The Narragansett and the Carcieri Fix

Thursday November 29, 2012

By Dina Gilio-Whitaker

This week Indian country awaited word from the Senate as to whether or not they would advance a bill known as the "Carcieri Fix" (S. 676), a wait which has been ongoing for almost 4 years, according to an article in Indian Country Today Media Network on November 28. The legislation would amend the Indian Reorganization Act of 1934 to allow the Department of the Interior to place Indian lands in trust, which in effect makes them reservation lands, and thus protected by laws that support tribal sovereignty. The bill is a "fix" to the Supreme Court decision in Carcieri v. Salazar (2009). In that decision the court determined that the DOI did not have the authority to place lands into trust which were acquired after 1934, representing a deadly blow to tribes' sovereignty and efforts at self-determination and nation-building.

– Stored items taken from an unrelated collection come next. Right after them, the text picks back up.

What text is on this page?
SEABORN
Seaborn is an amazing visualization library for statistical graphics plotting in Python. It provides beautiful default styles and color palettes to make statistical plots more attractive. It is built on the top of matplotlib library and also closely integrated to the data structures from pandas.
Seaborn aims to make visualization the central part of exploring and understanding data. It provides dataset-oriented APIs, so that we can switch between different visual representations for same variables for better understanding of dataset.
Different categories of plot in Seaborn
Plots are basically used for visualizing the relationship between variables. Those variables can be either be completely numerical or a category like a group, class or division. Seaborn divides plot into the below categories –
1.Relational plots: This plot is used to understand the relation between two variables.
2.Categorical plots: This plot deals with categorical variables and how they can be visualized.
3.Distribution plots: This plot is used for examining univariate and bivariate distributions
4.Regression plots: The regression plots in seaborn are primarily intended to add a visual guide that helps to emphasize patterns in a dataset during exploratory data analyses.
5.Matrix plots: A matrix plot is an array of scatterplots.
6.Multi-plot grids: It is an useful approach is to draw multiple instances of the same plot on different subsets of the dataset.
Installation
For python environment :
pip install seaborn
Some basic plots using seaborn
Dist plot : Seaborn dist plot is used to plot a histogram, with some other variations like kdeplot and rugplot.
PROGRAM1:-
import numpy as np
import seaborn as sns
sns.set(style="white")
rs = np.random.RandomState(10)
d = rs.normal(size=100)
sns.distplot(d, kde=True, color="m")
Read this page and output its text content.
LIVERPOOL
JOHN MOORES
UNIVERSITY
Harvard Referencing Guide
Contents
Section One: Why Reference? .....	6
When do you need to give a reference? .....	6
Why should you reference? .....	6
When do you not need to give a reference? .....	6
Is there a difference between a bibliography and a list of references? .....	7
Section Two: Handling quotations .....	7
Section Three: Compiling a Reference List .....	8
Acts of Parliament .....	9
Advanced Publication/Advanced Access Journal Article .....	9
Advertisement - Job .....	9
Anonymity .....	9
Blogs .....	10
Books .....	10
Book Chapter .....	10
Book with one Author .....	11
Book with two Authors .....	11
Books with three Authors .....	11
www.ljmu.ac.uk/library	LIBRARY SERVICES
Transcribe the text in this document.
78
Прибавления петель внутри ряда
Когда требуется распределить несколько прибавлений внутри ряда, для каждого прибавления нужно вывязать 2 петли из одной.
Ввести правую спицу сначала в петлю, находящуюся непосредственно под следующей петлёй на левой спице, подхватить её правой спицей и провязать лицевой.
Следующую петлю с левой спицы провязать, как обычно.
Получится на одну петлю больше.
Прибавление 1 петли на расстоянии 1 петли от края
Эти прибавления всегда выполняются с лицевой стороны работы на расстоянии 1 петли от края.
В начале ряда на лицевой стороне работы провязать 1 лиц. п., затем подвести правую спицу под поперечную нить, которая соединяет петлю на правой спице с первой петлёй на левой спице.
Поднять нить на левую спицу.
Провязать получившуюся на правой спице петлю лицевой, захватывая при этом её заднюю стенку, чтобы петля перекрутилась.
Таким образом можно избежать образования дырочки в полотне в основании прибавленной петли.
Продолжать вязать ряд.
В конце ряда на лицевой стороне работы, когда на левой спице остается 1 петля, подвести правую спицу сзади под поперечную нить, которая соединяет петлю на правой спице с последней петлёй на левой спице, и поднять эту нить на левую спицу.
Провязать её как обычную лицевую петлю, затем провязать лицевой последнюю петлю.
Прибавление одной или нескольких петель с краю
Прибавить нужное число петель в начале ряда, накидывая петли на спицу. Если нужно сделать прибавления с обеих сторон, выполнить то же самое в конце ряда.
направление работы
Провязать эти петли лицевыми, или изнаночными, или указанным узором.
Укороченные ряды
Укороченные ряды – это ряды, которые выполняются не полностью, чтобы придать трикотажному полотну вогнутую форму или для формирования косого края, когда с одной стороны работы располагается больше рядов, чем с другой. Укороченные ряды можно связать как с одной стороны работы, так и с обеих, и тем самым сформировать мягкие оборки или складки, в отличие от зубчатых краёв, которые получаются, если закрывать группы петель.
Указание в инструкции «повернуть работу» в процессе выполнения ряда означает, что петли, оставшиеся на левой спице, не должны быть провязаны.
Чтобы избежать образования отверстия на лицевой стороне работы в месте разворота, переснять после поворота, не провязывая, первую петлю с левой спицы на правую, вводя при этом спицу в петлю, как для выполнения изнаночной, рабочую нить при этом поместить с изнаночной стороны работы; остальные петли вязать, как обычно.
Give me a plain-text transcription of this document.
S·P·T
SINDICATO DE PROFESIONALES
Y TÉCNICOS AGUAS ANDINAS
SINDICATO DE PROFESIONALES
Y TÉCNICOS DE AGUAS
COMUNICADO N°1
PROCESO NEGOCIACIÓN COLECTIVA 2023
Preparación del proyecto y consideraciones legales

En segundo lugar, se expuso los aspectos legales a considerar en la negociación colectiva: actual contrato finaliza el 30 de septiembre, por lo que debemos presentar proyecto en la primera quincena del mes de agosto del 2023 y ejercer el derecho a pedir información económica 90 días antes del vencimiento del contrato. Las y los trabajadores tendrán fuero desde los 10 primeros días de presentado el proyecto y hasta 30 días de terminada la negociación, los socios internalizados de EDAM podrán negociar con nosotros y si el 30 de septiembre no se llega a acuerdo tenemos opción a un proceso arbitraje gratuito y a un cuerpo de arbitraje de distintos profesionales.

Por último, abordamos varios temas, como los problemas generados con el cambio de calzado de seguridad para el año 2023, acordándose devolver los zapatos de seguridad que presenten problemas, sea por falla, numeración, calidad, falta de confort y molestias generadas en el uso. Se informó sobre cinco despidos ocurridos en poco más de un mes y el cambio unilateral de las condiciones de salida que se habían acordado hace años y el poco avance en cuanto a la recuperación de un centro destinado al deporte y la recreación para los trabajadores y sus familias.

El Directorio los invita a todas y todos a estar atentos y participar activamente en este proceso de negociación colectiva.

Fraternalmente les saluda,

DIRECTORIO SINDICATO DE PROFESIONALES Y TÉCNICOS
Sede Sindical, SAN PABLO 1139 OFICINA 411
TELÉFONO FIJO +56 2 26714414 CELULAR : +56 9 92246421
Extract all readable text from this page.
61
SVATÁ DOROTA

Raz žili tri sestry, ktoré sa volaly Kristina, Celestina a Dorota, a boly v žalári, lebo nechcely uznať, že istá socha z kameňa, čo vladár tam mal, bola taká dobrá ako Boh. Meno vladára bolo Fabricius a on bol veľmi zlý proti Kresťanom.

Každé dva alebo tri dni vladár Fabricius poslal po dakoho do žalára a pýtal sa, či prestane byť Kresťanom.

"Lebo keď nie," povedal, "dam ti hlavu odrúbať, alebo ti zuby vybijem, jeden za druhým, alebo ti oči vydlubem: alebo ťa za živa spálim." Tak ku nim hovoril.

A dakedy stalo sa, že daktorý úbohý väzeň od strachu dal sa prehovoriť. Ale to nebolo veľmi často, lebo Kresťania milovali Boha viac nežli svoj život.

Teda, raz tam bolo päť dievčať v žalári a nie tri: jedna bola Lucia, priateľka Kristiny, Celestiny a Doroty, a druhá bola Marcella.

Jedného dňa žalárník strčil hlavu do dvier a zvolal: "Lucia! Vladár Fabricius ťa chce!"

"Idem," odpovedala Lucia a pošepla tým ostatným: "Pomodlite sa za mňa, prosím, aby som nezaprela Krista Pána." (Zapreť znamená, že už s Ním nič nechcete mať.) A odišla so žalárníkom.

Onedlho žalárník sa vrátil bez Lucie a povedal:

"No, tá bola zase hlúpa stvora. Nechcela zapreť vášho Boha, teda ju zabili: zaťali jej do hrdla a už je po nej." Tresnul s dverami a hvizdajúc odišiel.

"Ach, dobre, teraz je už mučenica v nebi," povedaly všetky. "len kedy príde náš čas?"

The case arose when the Narragansett tribe of Rhode Island attempted to have 31 acres of land placed into trust which they could then develop and be relatively free of state laws. The state sued the DOI (assumedly not happy with the revenue they would lose from that tax base, and other benefits they would otherwise enjoy). According to the ICTMN article, "The misguided high court ruling has created chaos in Indian country, including hindering tribes from nation building and providing programs for their citizens, litigation over proposed and existing trust lands, safety issues, a backlog of land into trust applications, questions over the tax status of Indian lands, and difficulty for tribal governments to borrow money. Tribal leaders hope the clean Carcieri fix will be passed during the current lame duck session."

One of the problems with the court's decision, of course, is the precedent it sets in federal Indian law. But it also has a punitive effect for tribes like the Narragansett who did not achieve federal recognition until after 1934. Many of these tribes often don't have a land base, having long since lost their lands to the colonial process (federal recognition does not come with the restoration of land). Without a land base it is nearly impossible to build an economy, thereby hampering the exercise of meaningful self-determination. Thus, tribal nations devastated from centuries of ongoing colonial oppression are also still denied the possibility for economic self-sufficiency.